JERUSALEM — Former President Bill Clinton urged Israel to make peace with Palestinians in order to survive as a Jewish and democratic state at a conference Monday evening, adding his voice to a chorus of prominent pro-Israel figures warning of the urgency of peacemaking for the country's own survival.

Clinton spoke hours after an Israeli Cabinet minister declared that the Palestinians would not establish a state in territory Israel controls.

It underscored a chasm between the country's official support for creating an independent Palestinian state and the hard-line opponents who dominate Israel's ruling coalition.

Repeating arguments made for years by Israeli doves and centrists, Clinton warned that increasing numbers of Palestinians under Israeli rule will ultimately force the country to lose either its Jewish majority or its democratic nature if Palestinians are not given equal rights as citizens.

"Is it really okay with you if Israel has a majority of its people living within your territory who are not now, and never will be, allowed to vote?" Clinton asked at a conference in central Israel honoring President Shimon Peres, who is turning 90.

"If it is, can you say with a straight face that you'll be a democracy? If you let them vote, can you live with not being a Jewish state? And if you can't live with one of those things, then you are left with trying to cobble together some theory of a two-state solution," he said, with a Palestinian state next to Israel.

Clinton was referring to the 4.4 million Palestinians who live in the West Bank, Gaza Strip and east Jerusalem, territories that Israel conquered in the 1967 Mideast war. Another 1.4 million live inside Israel, alongside about 6.5 million Jews.

Israel withdrew from Gaza in 2005, but it retains significant control over movement of goods and people. Israel has built more than 100 settlements in the West Bank and east Jerusalem, where some 500,000 of its citizens live. Israel annexed east Jerusalem and sees its settlements there as neighborhoods. The international community does not recognize the annexation.

Peace negotiations have repeatedly stalled in recent years. Palestinians say they will not negotiate while Israel builds in Jewish settlements in the West Bank and east Jerusalem, which they claim for their future state, along with Gaza. Israel insists talks must resume without conditions.

Clinton criticized Palestinians for not negotiating with Israel in 2010, when there was a months-long settlement building slowdown.

The ex-President's comments came after Cabinet minister Naftali Bennett said the Palestinians' hopes of creating a state in territories controlled by Israel had reached a "dead end."

Bennett, leader of the Jewish Home Party, echoed ideas expressed by other officials in Prime Minister Benjamin Netanyahu's coalition government.

"The idea that a Palestinian state will arise inside the Land of Israel has reached a dead end," Bennett said Monday at a meeting of the Yesha settler group.

"Never in the history of Israel have so many people dealt with so much energy with something so pointless," he said.

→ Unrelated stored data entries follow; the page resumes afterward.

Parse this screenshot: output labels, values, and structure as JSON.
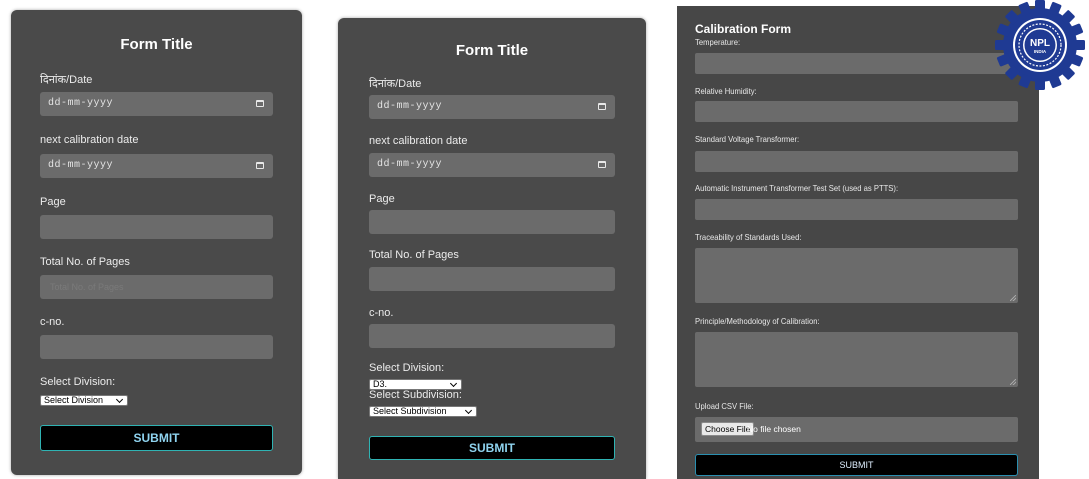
{
  "form1": {
    "title": "Form Title",
    "date_label": "दिनांक/Date",
    "date_value": "dd-mm-yyyy",
    "next_cal_label": "next calibration date",
    "next_cal_value": "dd-mm-yyyy",
    "page_label": "Page",
    "total_pages_label": "Total No. of Pages",
    "total_pages_placeholder": "Total No. of Pages",
    "cno_label": "c-no.",
    "division_label": "Select Division:",
    "division_value": "Select Division",
    "submit_label": "SUBMIT"
  },
  "form2": {
    "title": "Form Title",
    "date_label": "दिनांक/Date",
    "date_value": "dd-mm-yyyy",
    "next_cal_label": "next calibration date",
    "next_cal_value": "dd-mm-yyyy",
    "page_label": "Page",
    "total_pages_label": "Total No. of Pages",
    "cno_label": "c-no.",
    "division_label": "Select Division:",
    "division_value": "D3.",
    "subdivision_label": "Select Subdivision:",
    "subdivision_value": "Select Subdivision",
    "submit_label": "SUBMIT"
  },
  "form3": {
    "title": "Calibration Form",
    "temperature_label": "Temperature:",
    "humidity_label": "Relative Humidity:",
    "svt_label": "Standard Voltage Transformer:",
    "aitts_label": "Automatic Instrument Transformer Test Set (used as PTTS):",
    "traceability_label": "Traceability of Standards Used:",
    "principle_label": "Principle/Methodology of Calibration:",
    "upload_label": "Upload CSV File:",
    "choose_file_label": "Choose File",
    "no_file_label": "No file chosen",
    "submit_label": "SUBMIT"
  },
  "logo": {
    "text": "NPL",
    "subtext": "INDIA"
  },
  "colors": {
    "panel": "#4a4a4a",
    "field": "#6b6b6b",
    "submit_border": "#2fb3b3",
    "submit_text": "#8fd3ef",
    "logo_blue": "#1f3a93"
  }
}
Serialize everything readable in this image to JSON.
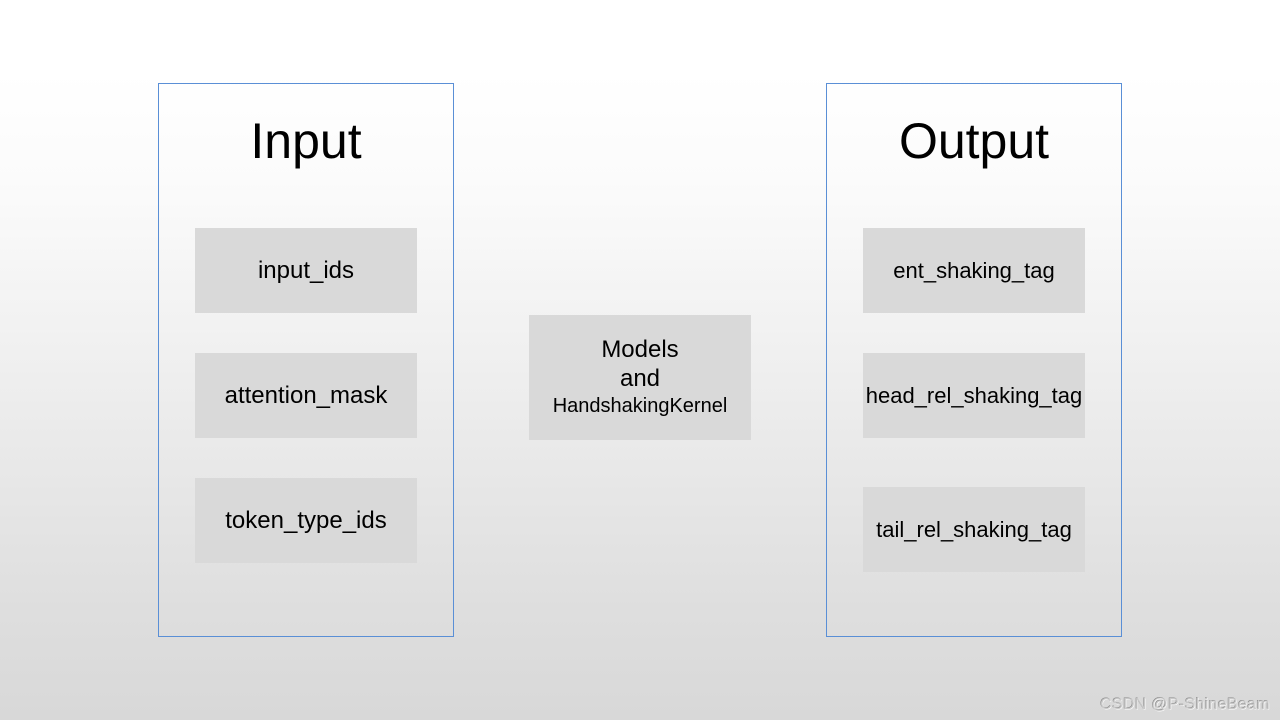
{
  "input": {
    "title": "Input",
    "items": [
      "input_ids",
      "attention_mask",
      "token_type_ids"
    ]
  },
  "center": {
    "line1": "Models",
    "line2": "and",
    "line3": "HandshakingKernel"
  },
  "output": {
    "title": "Output",
    "items": [
      "ent_shaking_tag",
      "head_rel_shaking_tag",
      "tail_rel_shaking_tag"
    ]
  },
  "watermark": "CSDN @P-ShineBeam"
}
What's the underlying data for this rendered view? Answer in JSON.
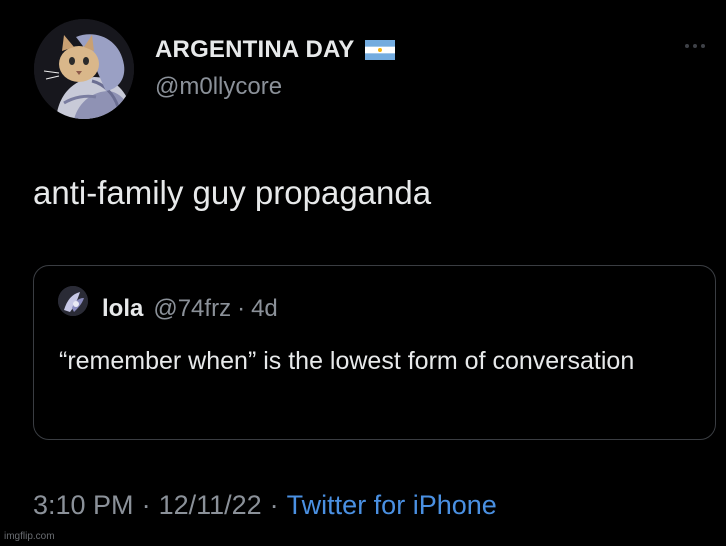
{
  "author": {
    "name": "ARGENTINA DAY",
    "handle": "@m0llycore",
    "flag": "argentina-flag-icon"
  },
  "tweet": {
    "text": "anti-family guy propaganda"
  },
  "quote": {
    "name": "lola",
    "handle": "@74frz",
    "separator": "·",
    "time": "4d",
    "text": "“remember when” is the lowest form of conversation"
  },
  "meta": {
    "time": "3:10 PM",
    "separator1": "·",
    "date": "12/11/22",
    "separator2": "·",
    "source": "Twitter for iPhone"
  },
  "watermark": "imgflip.com",
  "colors": {
    "background": "#000000",
    "text": "#e7e9ea",
    "secondary": "#8b9199",
    "link": "#4a90e2",
    "border": "#3a3d42"
  }
}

The statements came as the U.S. is trying to build momentum for peace talks to resume.

Many Israelis don't want their country to withdraw from the West Bank or parts of east Jerusalem because they have deep religious significance for many devout Jews, who see it as their biblical heartland and heritage.

Other Israelis worry that violent groups will fill the vacuum if they withdraw from areas under its control. They cite the case of the Gaza Strip, where the Palestinian militant Hamas seized control after Israel pulled out.

Hamas has killed hundreds of Israelis in suicide bombings, shootings and rocket attacks.

Bennett said that the policy of Israeli land concessions and withdrawals has failed. "Terrorists entered everywhere that Israel withdrew from," he said.

Last week, Netanyahu's deputy defense minister and member of his own Likud party, Danny Danon, said "there is certainly no majority" in the Likud for establishing a Palestinian state based on Israel's borders before the 1967 Mideast war.

Last month, U.S. Secretary of State John Kerry shuttled between Israel and the Palestinians to try to restart talks. His return to the region has been postponed.

The Palestinians' chief negotiator, Saeb Erekat, condemned Bennett's remarks. "These are not isolated events, but a reaffirmation of political platforms and radical beliefs," he said. "Israel has officially declared the death of the two-state solution."